As described above, according to the present invention, the TCR near room temperature grown on a sapphire or silicon oxide film by a simple process and under simple film formation conditions is -4 to -6% / A vanadium oxide thin film having a value close to that of bulk VO ₂ of K or more can be provided, and the sensitivity of the bolometer sensor can be improved.

Another advantage is that a high TCR can be realized in a range where the film forming temperature applicable to the integrated circuit device does not exceed 500 ° C. (preferably 400 ° C. or less).

[Brief description of the drawings]

FIG. 1 is a configuration diagram schematically showing a thin film manufacturing apparatus according to an embodiment of the present invention.

FIG. 2 is a resistance-temperature characteristic curve diagram when the pressure of oxygen introduced during growth of a vanadium oxide thin film on a sapphire substrate is changed from 5 mTorr to 30 mTorr in the embodiment of the present invention.

FIG. 3 shows the pressure of oxygen introduced at the time of growing a vanadium oxide thin film on a silicon oxide film from 5 mTorr to 30 mTorr.
FIG. 7 is a resistance-temperature characteristic curve diagram when the resistance-temperature characteristic is changed.

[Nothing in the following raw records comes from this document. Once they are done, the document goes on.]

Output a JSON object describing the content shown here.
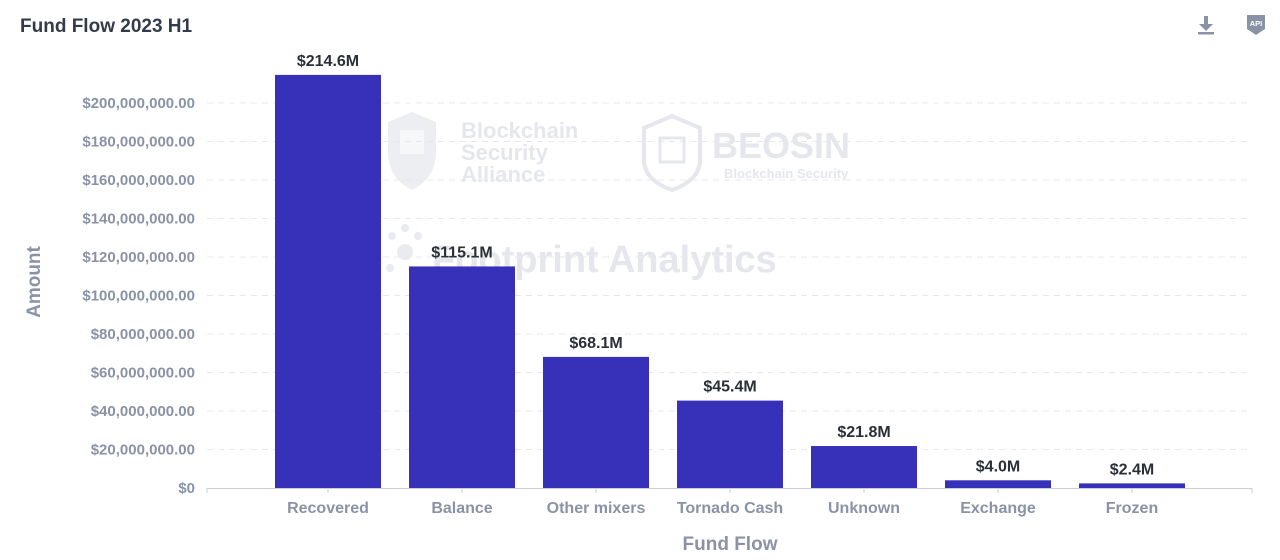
{
  "header": {
    "title": "Fund Flow 2023 H1",
    "download_icon": "download-icon",
    "api_icon": "api-icon",
    "api_label": "API"
  },
  "watermarks": {
    "alliance_line1": "Blockchain",
    "alliance_line2": "Security",
    "alliance_line3": "Alliance",
    "beosin": "BEOSIN",
    "beosin_sub": "Blockchain Security",
    "footprint": "Footprint Analytics"
  },
  "colors": {
    "bar": "#3730b8",
    "grid": "#e6e8ee",
    "axis": "#8a93a6"
  },
  "chart_data": {
    "type": "bar",
    "title": "Fund Flow 2023 H1",
    "xlabel": "Fund Flow",
    "ylabel": "Amount",
    "ylim": [
      0,
      220000000
    ],
    "grid": true,
    "categories": [
      "Recovered",
      "Balance",
      "Other mixers",
      "Tornado Cash",
      "Unknown",
      "Exchange",
      "Frozen"
    ],
    "values": [
      214600000,
      115100000,
      68100000,
      45400000,
      21800000,
      4000000,
      2400000
    ],
    "data_labels": [
      "$214.6M",
      "$115.1M",
      "$68.1M",
      "$45.4M",
      "$21.8M",
      "$4.0M",
      "$2.4M"
    ],
    "yticks": [
      0,
      20000000,
      40000000,
      60000000,
      80000000,
      100000000,
      120000000,
      140000000,
      160000000,
      180000000,
      200000000
    ],
    "ytick_labels": [
      "$0",
      "$20,000,000.00",
      "$40,000,000.00",
      "$60,000,000.00",
      "$80,000,000.00",
      "$100,000,000.00",
      "$120,000,000.00",
      "$140,000,000.00",
      "$160,000,000.00",
      "$180,000,000.00",
      "$200,000,000.00"
    ]
  }
}
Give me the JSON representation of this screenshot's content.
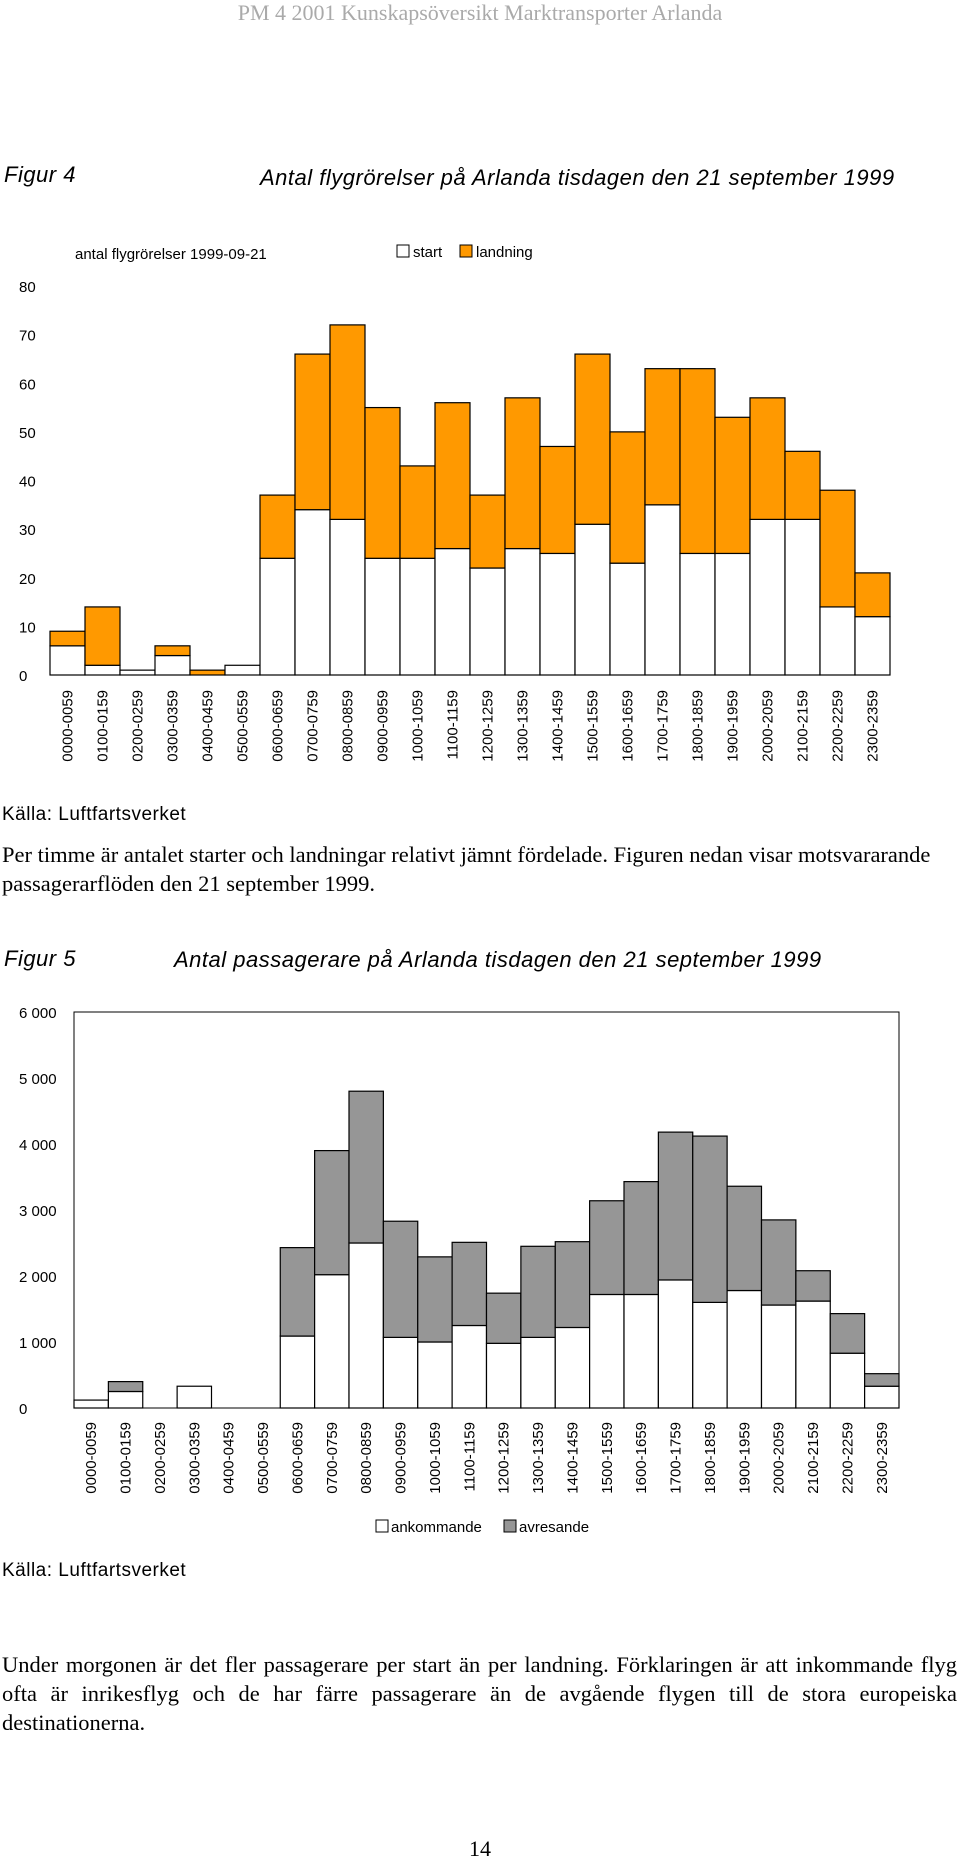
{
  "header": "PM 4 2001 Kunskapsöversikt Marktransporter Arlanda",
  "figure4": {
    "label": "Figur 4",
    "title": "Antal flygrörelser på Arlanda tisdagen den 21 september 1999",
    "source": "Källa: Luftfartsverket"
  },
  "paragraph1": "Per timme är antalet starter och landningar relativt jämnt fördelade. Figuren nedan visar motsvararande passagerarflöden den 21 september 1999.",
  "figure5": {
    "label": "Figur 5",
    "title": "Antal passagerare på Arlanda tisdagen den 21 september 1999",
    "source": "Källa: Luftfartsverket"
  },
  "paragraph2": "Under morgonen är det fler passagerare per start än per landning. Förklaringen är att inkommande flyg ofta är inrikesflyg och de har färre passagerare än de avgående flygen till de stora europeiska destinationerna.",
  "page_number": "14",
  "colors": {
    "landning": "#FF9900",
    "start": "#FFFFFF",
    "avresande": "#969696",
    "ankommande": "#FFFFFF"
  },
  "chart_data": [
    {
      "type": "bar",
      "stacked": true,
      "title": "antal flygrörelser 1999-09-21",
      "categories": [
        "0000-0059",
        "0100-0159",
        "0200-0259",
        "0300-0359",
        "0400-0459",
        "0500-0559",
        "0600-0659",
        "0700-0759",
        "0800-0859",
        "0900-0959",
        "1000-1059",
        "1100-1159",
        "1200-1259",
        "1300-1359",
        "1400-1459",
        "1500-1559",
        "1600-1659",
        "1700-1759",
        "1800-1859",
        "1900-1959",
        "2000-2059",
        "2100-2159",
        "2200-2259",
        "2300-2359"
      ],
      "series": [
        {
          "name": "start",
          "values": [
            6,
            2,
            1,
            4,
            0,
            2,
            24,
            34,
            32,
            24,
            24,
            26,
            22,
            26,
            25,
            31,
            23,
            35,
            25,
            25,
            32,
            32,
            14,
            12
          ]
        },
        {
          "name": "landning",
          "values": [
            3,
            12,
            0,
            2,
            1,
            0,
            13,
            32,
            40,
            31,
            19,
            30,
            15,
            31,
            22,
            35,
            27,
            28,
            38,
            28,
            25,
            14,
            24,
            9
          ]
        }
      ],
      "ylim": [
        0,
        80
      ],
      "yticks": [
        "0",
        "10",
        "20",
        "30",
        "40",
        "50",
        "60",
        "70",
        "80"
      ],
      "legend": "top",
      "grid": false
    },
    {
      "type": "bar",
      "stacked": true,
      "categories": [
        "0000-0059",
        "0100-0159",
        "0200-0259",
        "0300-0359",
        "0400-0459",
        "0500-0559",
        "0600-0659",
        "0700-0759",
        "0800-0859",
        "0900-0959",
        "1000-1059",
        "1100-1159",
        "1200-1259",
        "1300-1359",
        "1400-1459",
        "1500-1559",
        "1600-1659",
        "1700-1759",
        "1800-1859",
        "1900-1959",
        "2000-2059",
        "2100-2159",
        "2200-2259",
        "2300-2359"
      ],
      "series": [
        {
          "name": "ankommande",
          "values": [
            120,
            250,
            0,
            330,
            0,
            0,
            1090,
            2020,
            2500,
            1070,
            1000,
            1250,
            980,
            1070,
            1220,
            1720,
            1720,
            1940,
            1600,
            1780,
            1560,
            1620,
            830,
            330
          ]
        },
        {
          "name": "avresande",
          "values": [
            0,
            150,
            0,
            0,
            0,
            0,
            1340,
            1880,
            2300,
            1760,
            1290,
            1260,
            760,
            1380,
            1300,
            1420,
            1710,
            2240,
            2520,
            1580,
            1290,
            460,
            600,
            190
          ]
        }
      ],
      "ylim": [
        0,
        6000
      ],
      "yticks": [
        "0",
        "1 000",
        "2 000",
        "3 000",
        "4 000",
        "5 000",
        "6 000"
      ],
      "legend": "bottom",
      "grid": false
    }
  ]
}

FIG. 4 is a TCR plot at a measurement temperature of 25 ° C. when oxygen pressure during film formation is used as a parameter.

FIG. 5 is an X-ray diffraction pattern diagram of a vanadium oxide thin film grown on a sapphire substrate when the oxygen pressure during film formation is 20 mTorr.

FIG. 6 is an X-ray diffraction pattern diagram of a vanadium oxide thin film grown on a silicon oxide film when an oxygen pressure during film formation is 10 mTorr.

[Explanation of symbols]

 DESCRIPTION OF SYMBOLS 1 Target 2 Substrate 3 Vacuum chamber 4 Laser generator 5 Lens 6 Oxygen introduction part 7 Flow rate controller

Claims (4)

[Claims] 1. Growing on sapphire, 25 ° C. to 75 ° C.
A vanadium oxide thin film characterized in that the temperature change rate of the specific resistance exceeds -6% / K in the above temperature range. 2. A method of growing on a silicon oxide film, the method comprising:
In the temperature range of 5 ° C., the temperature change rate of the specific resistance is −4% /
A vanadium oxide thin film characterized by exceeding K. 3. A method for manufacturing a vanadium oxide thin film, wherein a vanadium oxide thin film is formed on a substrate surface by a laser ablation method, wherein a temperature change rate of a specific resistance is optimized by controlling a pressure of an oxygen atmosphere during the film formation. For producing a vanadium oxide thin film. 4. The method for producing a vanadium oxide thin film according to claim 3, wherein the substrate temperature during the film formation does not exceed 500 ° C.